This story was originally published in Fermilab Today on Dec. 18, 2009.
At 50 Tesla, a magnet wants to blow itself apart. By understanding the materials in that magnet, scientists working in the Very High Field Superconducting Magnet Collaboration hope to keep it together.
"The energy density of these magnets is getting in the vicinity of dynamite," said collaboration spokesperson David Larbalestier, a scientist at the National High Magnetic Field Laboratory at Florida State University. "Dynamite is safe unless used unsafely, so that's the goal here. We need to understand what we're dealing with."
This collaboration, which spans seven institutions, is looking at novel and complex wires containing a brittle superconducting material called BSCCO2212. Scientists say it's necessary for the next generation of accelerators and could result in cutting-edge technologies for other applications in industry and medicine.
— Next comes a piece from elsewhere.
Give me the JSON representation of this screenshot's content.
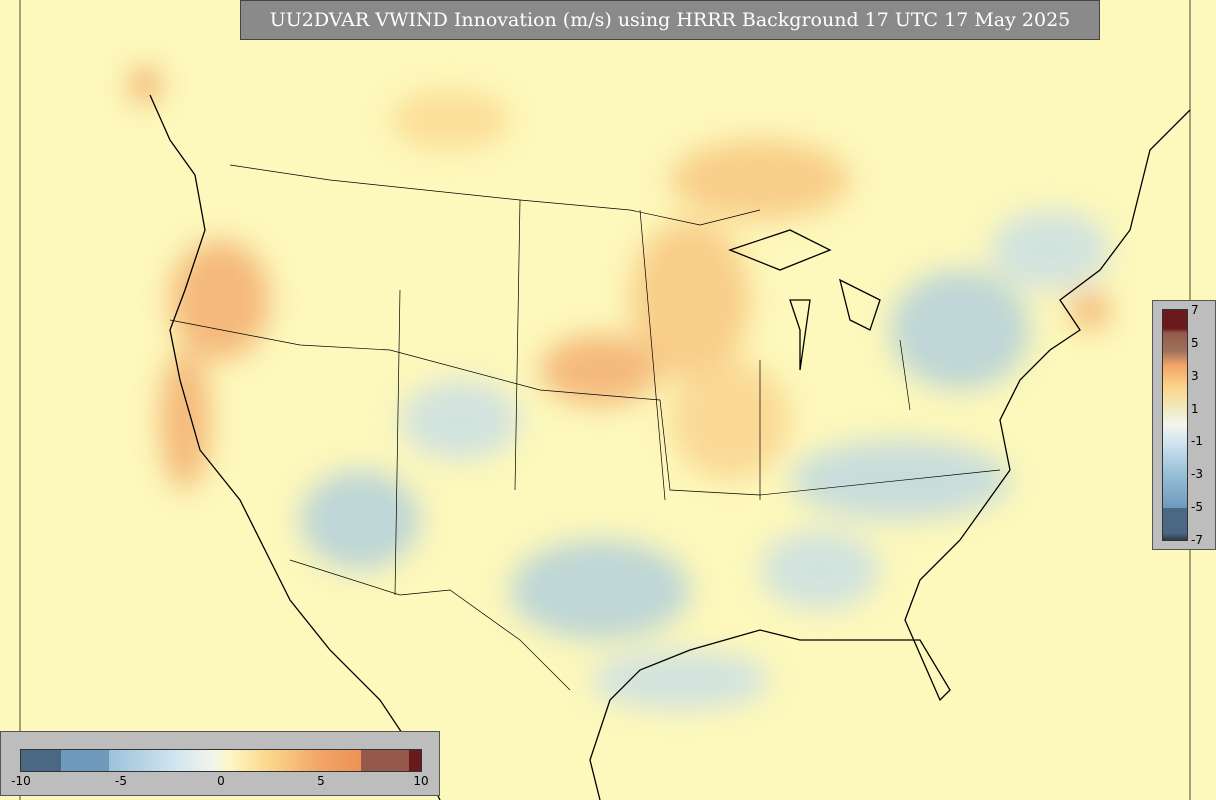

The American Recovery and Reinvestment Act funded the first year of the project starting last summer with $2 million.
Larbalestier and Fermilab's Alvin Tollestrup recruited top researchers, then wrote a proposal that would tap into each laboratory's strengths. The collaboration is unique because it brings together a diverse and complementary team of material scientists, physicists, magnet experts and engineers.
"You need to develop a culture in which one can put the hardest views on the table, avoid personalization of disagreement and concentrate on understanding these materials," Larbalestier said.
While prior high-temperature superconductor research has focused on electricity transmission, this project is the first to be magnet-driven, said Bruce Strauss, General Accelerator Development program manager for the Department of Energy.
BSCCO2212 is much more difficult to work with than today's malleable niobium-titanium superconductors. For example, no one knows the optimal way to heat and cool the material, so scientists will run a statistically designed experiment with the dozens of variables that could affect the superconductor, said collaborator Ken Marken from Los Alamos National Laboratory.
"In a sense, it's trial and error, but you also get a bit more useable results," Marken said.
So, which collaborator will have the toughest job?
Tollestrup puts it bluntly: "All of them, and that's the challenge."